Si on considère attentivement la petite quantité d’humus nécessaire à la charpente d’un chêne majestueux, l’expérience apprendra que soixante dix livres de bois de chêne bien sec, fournissent, par l’incinération, à peine une livre de cendre ; que si on lessive cette livre de cendre, pour en séparer la partie saline, à peine restera-t-il, en dernière analyse, une demi-livre de terre calcaire ; c’est donc à-peu-près un, contre cent-vingt du poids total. Le feu a dissipé l’eau, l’air, les parties huileuses, de manière que le résidu salin & terreux est peu de chose, & contribuoit d’un infiniment petit à la totalité du poids.

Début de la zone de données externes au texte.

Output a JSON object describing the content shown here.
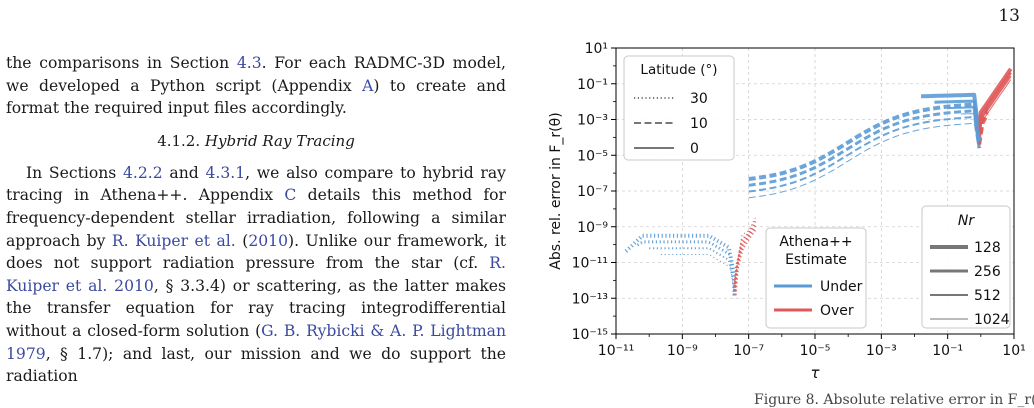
{
  "page_number": "13",
  "left_column": {
    "para1": {
      "t1": "the comparisons in Section ",
      "ref1": "4.3",
      "t2": ". For each RADMC-3D model, we developed a Python script (Appendix ",
      "ref2": "A",
      "t3": ") to create and format the required input files accordingly."
    },
    "section_number": "4.1.2.",
    "section_title": "Hybrid Ray Tracing",
    "para2": {
      "t1": "In Sections ",
      "ref1": "4.2.2",
      "t2": " and ",
      "ref2": "4.3.1",
      "t3": ", we also compare to hybrid ray tracing in Athena++. Appendix ",
      "ref3": "C",
      "t4": " details this method for frequency-dependent stellar irradiation, following a similar approach by ",
      "ref4": "R. Kuiper et al.",
      "t5": " (",
      "ref5": "2010",
      "t6": "). Unlike our framework, it does not support radiation pressure from the star (cf. ",
      "ref6": "R. Kuiper et al. 2010",
      "t7": ", § 3.3.4) or scattering, as the latter makes the transfer equation for ray tracing integrodifferential without a closed-form solution (",
      "ref7": "G. B. Rybicki & A. P. Lightman 1979",
      "t8": ", § 1.7); and last, our mission and we do support the radiation"
    }
  },
  "figure": {
    "caption_fragment": "Figure 8. Absolute relative error in F_r(θ) ...",
    "chart_data": {
      "type": "line",
      "xlabel": "τ",
      "ylabel": "Abs. rel. error in F_r(θ)",
      "xscale": "log",
      "yscale": "log",
      "xlim": [
        1e-11,
        10
      ],
      "ylim": [
        1e-15,
        10
      ],
      "x_tick_labels": [
        "10⁻¹¹",
        "10⁻⁹",
        "10⁻⁷",
        "10⁻⁵",
        "10⁻³",
        "10⁻¹",
        "10¹"
      ],
      "y_tick_labels": [
        "10⁻¹⁵",
        "10⁻¹³",
        "10⁻¹¹",
        "10⁻⁹",
        "10⁻⁷",
        "10⁻⁵",
        "10⁻³",
        "10⁻¹",
        "10¹"
      ],
      "legend_latitude": {
        "title": "Latitude (°)",
        "position": "top-left",
        "entries": [
          {
            "label": "30",
            "style": "dotted"
          },
          {
            "label": "10",
            "style": "dashed"
          },
          {
            "label": "0",
            "style": "solid"
          }
        ]
      },
      "legend_estimate": {
        "title_line1": "Athena++",
        "title_line2": "Estimate",
        "position": "lower-center",
        "entries": [
          {
            "label": "Under",
            "color": "#5b9bd5"
          },
          {
            "label": "Over",
            "color": "#e05a5a"
          }
        ]
      },
      "legend_resolution": {
        "title": "N_r",
        "position": "lower-right",
        "entries": [
          {
            "label": "128",
            "width": 4
          },
          {
            "label": "256",
            "width": 3
          },
          {
            "label": "512",
            "width": 2
          },
          {
            "label": "1024",
            "width": 1
          }
        ]
      },
      "colors": {
        "under": "#5b9bd5",
        "over": "#e05a5a"
      },
      "series_groups": [
        {
          "latitude": "30",
          "style": "dotted",
          "x_range_log": [
            -10.7,
            -6.3
          ],
          "y_plateau_log": -10.5
        },
        {
          "latitude": "10",
          "style": "dashed",
          "x_range_log": [
            -7.0,
            0.0
          ],
          "y_start_log": -6.4,
          "y_peak_log": -2.5
        },
        {
          "latitude": "0",
          "style": "solid",
          "x_range_log": [
            -2.0,
            1.0
          ],
          "y_peak_log": -1.6
        }
      ]
    }
  }
}
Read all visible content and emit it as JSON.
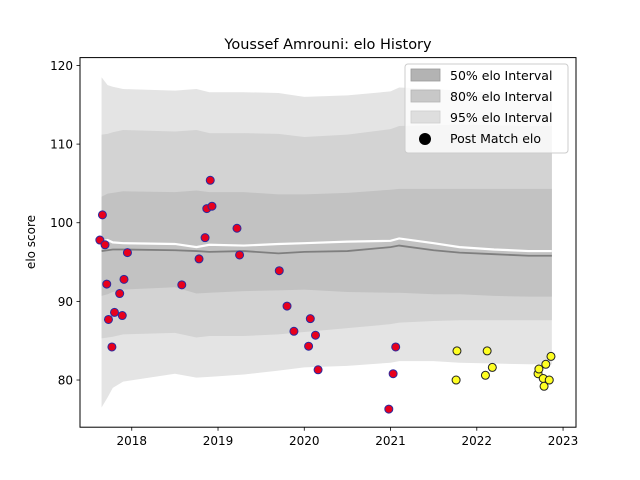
{
  "chart_data": {
    "type": "scatter",
    "title": "Youssef Amrouni: elo History",
    "xlabel": "",
    "ylabel": "elo score",
    "xlim": [
      2017.4,
      2023.15
    ],
    "ylim": [
      74.0,
      121.0
    ],
    "xticks": [
      2018,
      2019,
      2020,
      2021,
      2022,
      2023
    ],
    "xtick_labels": [
      "2018",
      "2019",
      "2020",
      "2021",
      "2022",
      "2023"
    ],
    "yticks": [
      80,
      90,
      100,
      110,
      120
    ],
    "ytick_labels": [
      "80",
      "90",
      "100",
      "110",
      "120"
    ],
    "grid": false,
    "legend_position": "top-right",
    "legend": [
      {
        "label": "50% elo Interval",
        "kind": "patch",
        "color": "#b3b3b3"
      },
      {
        "label": "80% elo Interval",
        "kind": "patch",
        "color": "#c8c8c8"
      },
      {
        "label": "95% elo Interval",
        "kind": "patch",
        "color": "#dedede"
      },
      {
        "label": "Post Match elo",
        "kind": "marker",
        "color": "#000000"
      }
    ],
    "colors": {
      "band95": "#e4e4e4",
      "band80": "#d3d3d3",
      "band50": "#c2c2c2",
      "median_line": "#7f7f7f",
      "mean_line": "#ffffff",
      "past_fill": "#e8001c",
      "past_edge": "#2a2aa0",
      "recent_fill": "#ffff22",
      "recent_edge": "#222222"
    },
    "bands": {
      "x": [
        2017.65,
        2017.72,
        2017.78,
        2017.9,
        2018.5,
        2018.75,
        2018.9,
        2019.3,
        2019.7,
        2020.0,
        2020.5,
        2021.0,
        2021.1,
        2021.5,
        2021.8,
        2022.2,
        2022.6,
        2022.87
      ],
      "upper95": [
        118.5,
        117.5,
        117.3,
        117.0,
        116.8,
        117.0,
        116.6,
        116.6,
        116.5,
        116.0,
        116.2,
        116.7,
        117.2,
        117.0,
        116.8,
        116.5,
        116.4,
        116.4
      ],
      "lower95": [
        76.5,
        77.8,
        79.0,
        79.8,
        80.8,
        80.3,
        80.4,
        80.7,
        81.2,
        81.6,
        81.8,
        82.2,
        82.4,
        82.4,
        82.2,
        82.1,
        82.0,
        82.0
      ],
      "upper80": [
        111.2,
        111.3,
        111.5,
        111.8,
        111.6,
        111.8,
        111.4,
        111.4,
        111.3,
        110.9,
        111.2,
        111.9,
        112.3,
        112.4,
        112.5,
        112.4,
        112.3,
        112.3
      ],
      "lower80": [
        85.3,
        85.4,
        85.5,
        85.8,
        86.0,
        85.4,
        85.6,
        85.6,
        85.8,
        86.1,
        86.6,
        87.1,
        87.3,
        87.5,
        87.6,
        87.6,
        87.6,
        87.6
      ],
      "upper50": [
        103.3,
        103.7,
        103.8,
        104.0,
        103.9,
        104.1,
        103.9,
        103.9,
        103.6,
        103.6,
        103.8,
        104.2,
        104.3,
        104.3,
        104.3,
        104.3,
        104.3,
        104.3
      ],
      "lower50": [
        90.7,
        90.9,
        91.2,
        91.5,
        91.8,
        91.0,
        91.1,
        91.3,
        91.4,
        91.5,
        91.2,
        91.1,
        91.1,
        90.9,
        90.9,
        90.7,
        90.6,
        90.6
      ],
      "median": [
        96.4,
        96.5,
        96.6,
        96.6,
        96.5,
        96.4,
        96.3,
        96.4,
        96.1,
        96.3,
        96.4,
        96.9,
        97.1,
        96.5,
        96.2,
        96.0,
        95.8,
        95.8
      ],
      "mean": [
        97.6,
        97.8,
        97.5,
        97.4,
        97.3,
        96.9,
        97.2,
        97.1,
        97.3,
        97.4,
        97.6,
        97.7,
        98.0,
        97.4,
        96.9,
        96.6,
        96.4,
        96.4
      ]
    },
    "series": [
      {
        "group": "past",
        "x": [
          2017.63,
          2017.66,
          2017.69,
          2017.71,
          2017.73,
          2017.77,
          2017.8,
          2017.86,
          2017.89,
          2017.91,
          2017.95,
          2018.58,
          2018.78,
          2018.85,
          2018.87,
          2018.91,
          2018.93,
          2019.22,
          2019.25,
          2019.71,
          2019.8,
          2019.88,
          2020.05,
          2020.07,
          2020.13,
          2020.16,
          2020.98,
          2021.03,
          2021.06
        ],
        "y": [
          97.8,
          101.0,
          97.2,
          92.2,
          87.7,
          84.2,
          88.6,
          91.0,
          88.2,
          92.8,
          96.2,
          92.1,
          95.4,
          98.1,
          101.8,
          105.4,
          102.1,
          99.3,
          95.9,
          93.9,
          89.4,
          86.2,
          84.3,
          87.8,
          85.7,
          81.3,
          76.3,
          80.8,
          84.2
        ]
      },
      {
        "group": "recent",
        "x": [
          2021.76,
          2021.77,
          2022.1,
          2022.12,
          2022.18,
          2022.71,
          2022.72,
          2022.77,
          2022.78,
          2022.8,
          2022.84,
          2022.86
        ],
        "y": [
          80.0,
          83.7,
          80.6,
          83.7,
          81.6,
          80.8,
          81.4,
          80.2,
          79.2,
          82.0,
          80.0,
          83.0
        ]
      }
    ]
  }
}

En effet, le bois de gayac, un des plus durs que l’on connoisse, doit, à l’air fixe qu’il contient (consultez ce mot) le tiers de son poids. Plus un bois est dur, & plus il contient d’air fixe. Mais ce chêne majestueux dont il est question, rend chaque année à la terre, par la chute de ses feuilles, par la transpiration de ses racines, plus d’humus qu’il n’en a absorbé ; & si le sol n’en profite pas, c’est que les vents, les eaux pluviales l’entraînent à mesure que les feuilles se décomposent. C’est cet humus, cette terre calcaire, cette terre de débris de substances végétales & animales, qui donne la couleur noire à la couche supérieure du sol d’une prairie, d’une forêt, &c. ; sans leurs décompositions perpétuelles, la prairie cesseroit d’exister, les plantes mourroient affamées, ainsi que les arbres des forêts. D’ailleurs, il ne peut exister aucun végétal sans que la nature ne lui ait assigné à servir d’aliment à une ou à plusieurs espèces d’insectes & d’animaux ; ces insectes animalisent, si on peut le dire, la substance végétale qu’ils mangent, & la rendent doublement calcaire, c’est-à-dire, calcaire bien plus pure qu’elle ne l’auroit été sans cette nouvelle trituration ; d’où l’on doit conclure que si la terre s’épuise, c’est parce que les récoltes qu’on lui demande, absorbent coup-sur-coup l’humus, sans que l’industrie de l’homme le renouvelle. On a beau multiplier labour sur labour, on divise les molécules ; les labours mettent à nu l’humus, mais il n’en créent ni n’en remplacent pas un atome. Si au contraire on alterne, (consultez cet article important) on rend alors à la terre plus de principes qu’une récolte n’en absorbe. Le sol peut donc ensuite fournir une nouvelle récolte sans être épuisé.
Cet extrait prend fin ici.